Even surfing instructors have realized that you can’t just overwhelm a new learner with everything from the get-go. They’ve actually adopted a method of having prospective surfers learn one basic skill at a time and progressively acclimating to the board and water.
From there, it’s all about practice, which will probably take a lifetime of dedication and passion. This should also be coupled with an ever-growing pool of first-hand experience with the environment and the ocean.
5. Shark bait
There will inevitably be some environmental factors when it comes to surfing. You have to watch out for any potential dangers, but one of the most commonly brought up is the danger of man-eating sharks.
Popular media has definitely had a part to play in the sensationalized idea that a Great White could appear at any moment, ready to bite off the leg of an unsuspecting surfer. But before you worry about getting chomped by a hungry predator lurking in the depths, it would be good to know that you have a one in 3.75 million chance of this happening.
You’d have a better chance of buying a ticket to a lottery and winning. Though there have been some high-coverage pieces in the news about a shark attack on a surfer, looking into it will show you that this rarely ever happens.
Location is also important to consider, as places like the capes of Africa may have a higher percentage of risky creatures in the waters. Otherwise, you don’t have to worry about anything trying to bite you while you’re surfing.
6. Crowd surfing
In many areas of life - though in this case, it’s surfing - you don’t always have to follow the crowd. In very popular tourist spots and beaches, there will be swathes of people going to this and that part of the shore to catch a wave.

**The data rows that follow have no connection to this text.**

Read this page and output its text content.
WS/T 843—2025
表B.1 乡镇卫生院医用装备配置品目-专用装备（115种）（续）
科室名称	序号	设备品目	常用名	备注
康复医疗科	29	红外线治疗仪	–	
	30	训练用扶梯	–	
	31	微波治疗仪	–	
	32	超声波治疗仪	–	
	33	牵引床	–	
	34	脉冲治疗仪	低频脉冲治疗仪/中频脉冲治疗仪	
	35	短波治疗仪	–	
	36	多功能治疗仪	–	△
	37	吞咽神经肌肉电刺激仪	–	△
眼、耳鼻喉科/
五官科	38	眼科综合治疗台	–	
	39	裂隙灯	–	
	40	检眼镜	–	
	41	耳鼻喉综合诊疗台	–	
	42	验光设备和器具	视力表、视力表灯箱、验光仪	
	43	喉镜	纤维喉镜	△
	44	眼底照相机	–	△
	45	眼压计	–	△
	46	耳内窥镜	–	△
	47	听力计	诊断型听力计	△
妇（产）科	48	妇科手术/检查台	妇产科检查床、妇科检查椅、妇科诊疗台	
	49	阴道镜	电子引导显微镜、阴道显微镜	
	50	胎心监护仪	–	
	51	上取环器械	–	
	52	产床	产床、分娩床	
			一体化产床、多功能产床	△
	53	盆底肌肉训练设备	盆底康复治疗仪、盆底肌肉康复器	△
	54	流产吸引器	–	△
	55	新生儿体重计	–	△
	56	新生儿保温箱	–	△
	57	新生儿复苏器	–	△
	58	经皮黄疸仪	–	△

However, just because most people are in a certain spot doesn’t mean it’ll even be that good. Newcomers will be especially nervous about trying an unoccupied spot in the water, even if they think it looks spectacular.
But that’s just how you might find a hidden gem! And anyway, it may be more fun to strike out on your own and try something new, rather than waiting a long line to ride a peak or having hundreds of people on the same pipe, like in the Gold Coast.
Of course, you still need to keep an eye out for any potential dangers and keep your skill level in mind to stay safe. But otherwise, try something new!
7. Perfect locations
Some think that California, Australia, and other hot, sea-steeped areas are the only places you can surf. It’s Hawaii or bust if you want the best location to surf. But even very cold countries have places where you can catch some waves. As long as there’s a coastline, you can feasibly work with it and try to catch some waves.
You don’t necessarily need the biggest surfing waves to enjoy your time in the water, and perhaps your favorite surfing spot will be the one that most people don’t even go to. There are even some places where you don’t need the sea at all!
Places like Lake Michigan are known for hosting surfers in the fall and winter, and surfers in Munich can find a wave in the Eisbach River, which has become one of their most famous tourist attractions and activities.